WAPP and Regional Integration Efforts
The West African Power Pool was created to address exactly these issues. WAPP’s mission is to “promote and develop power generation and transmission facilities, as well as the coordination of power trade between ECOWAS Member States”.
Over the past decade WAPP has built thousands of kilometers of high-voltage lines linking countries from Senegal to Nigeria, bringing more reliable electricity to millions. But major projects remain.
In its latest report, the World Bank notes that policy and regulatory harmonization is crucial to unlocking cross-border trade, and that regional power pools can save tens of billions in infrastructure costs. WAPP’s strategic plan calls for a Coastal Transmission Backbone that will firmly link Ghana and Côte d’Ivoire with neighboring networks.
Adjetey Sowah’s meeting is part of renewed political momentum: both governments have endorsed funding for the project and agreed to sign cooperation instruments, underscoring that regional power sharing is a national priority.
The Côte d’Ivoire–Ghana Interconnection Project
The meeting focused on the WAPP 330 kV Double-Circuit Côte d’Ivoire–Ghana Interconnection Reinforcement Project – an upgrade to the existing link. The project will build a second high-voltage line (about 246–300 km in length) parallel to the old one. This new double-circuit 330 kV line will include modern fiber-optic controls and climate-resilient design.
According to project plans, the interconnector will “strengthen the regional power transmission grid and promote regional electricity trade”. It will link the planned Dunkwa II substation in Ghana’s Central Region to a new Akoupé-Zeudji substation north of Abidjan, creating a robust corridor for electricity flows.
Crucially, financing is now in place for phase 1. In early June 2025 Côte d’Ivoire ratified a World Bank (IDA) loan of about €103.3 million ($112M) to fund the first segment of the line. Ivorian officials say the funding will “increase energy exchanges between the two countries, strengthen the reliability of the grid, and support the sub-regional electricity market”.
Once completed, the line will allow Ghana and Côte d’Ivoire to import or export cheaper power as needed, smoothing out seasonal shortages. For example, Ghana’s shortfall during dry seasons could be met by Ivorian hydropower, while Ghanaian thermal or renewable generation can flow to Abidjan when needed.
WAPP notes that such interconnections make it possible to access bigger generation projects and capture economies of scale, ultimately reducing costs for consumers. Indeed, studies show that regional grid integration can save African countries billions of dollars by avoiding duplicate plants.
Meeting the region’s energy needs requires both hardware and commitment.
As Sowah emphasized, the interconnection’s feasibility study is a guide for “our collective decision-making”, and the formal agreements signed today cement a framework “grounded in mutual trust, transparency, and shared responsibility”. With both governments now aligned, the Côte d’Ivoire–Ghana 330 kV link promises to significantly improve reliability and unlock cross-border trade.

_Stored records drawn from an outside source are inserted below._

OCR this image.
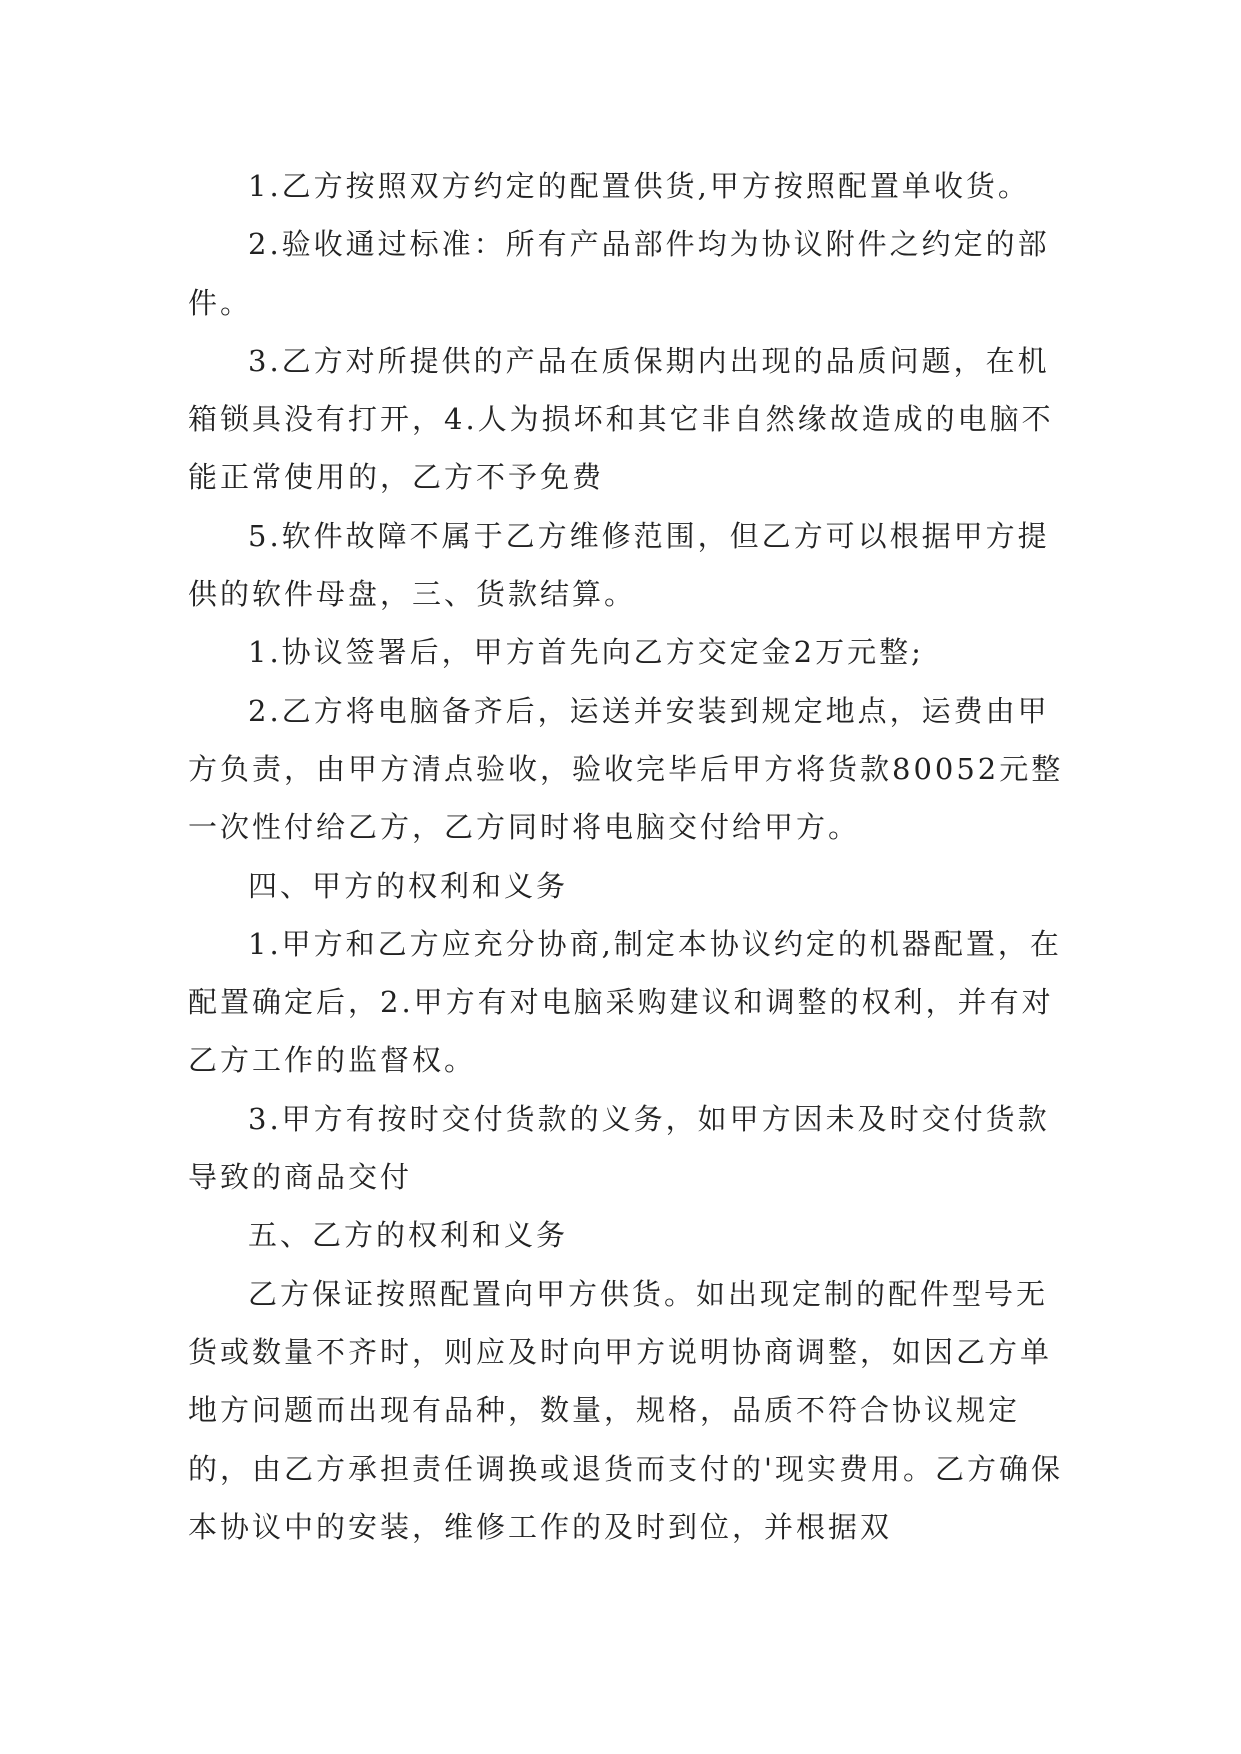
1.乙方按照双方约定的配置供货,甲方按照配置单收货。

2.验收通过标准：所有产品部件均为协议附件之约定的部件。

3.乙方对所提供的产品在质保期内出现的品质问题，在机箱锁具没有打开，4.人为损坏和其它非自然缘故造成的电脑不能正常使用的，乙方不予免费

5.软件故障不属于乙方维修范围，但乙方可以根据甲方提供的软件母盘，三、货款结算。

1.协议签署后，甲方首先向乙方交定金2万元整;

2.乙方将电脑备齐后，运送并安装到规定地点，运费由甲方负责，由甲方清点验收，验收完毕后甲方将货款80052元整一次性付给乙方，乙方同时将电脑交付给甲方。

四、甲方的权利和义务

1.甲方和乙方应充分协商,制定本协议约定的机器配置，在配置确定后，2.甲方有对电脑采购建议和调整的权利，并有对乙方工作的监督权。

3.甲方有按时交付货款的义务，如甲方因未及时交付货款导致的商品交付

五、乙方的权利和义务

乙方保证按照配置向甲方供货。如出现定制的配件型号无货或数量不齐时，则应及时向甲方说明协商调整，如因乙方单地方问题而出现有品种，数量，规格，品质不符合协议规定的，由乙方承担责任调换或退货而支付的'现实费用。乙方确保本协议中的安装，维修工作的及时到位，并根据双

By bolstering transmission capacity and market integration, the project directly addresses the chronic outages, bottlenecks and trading inefficiencies that have long plagued Ghana, Côte d’Ivoire and the wider WAPP region. In the words of the Ghanaian delegation, it is a “common vision” that can only be achieved through regional cooperation, signaling a new chapter for West Africa’s power sector.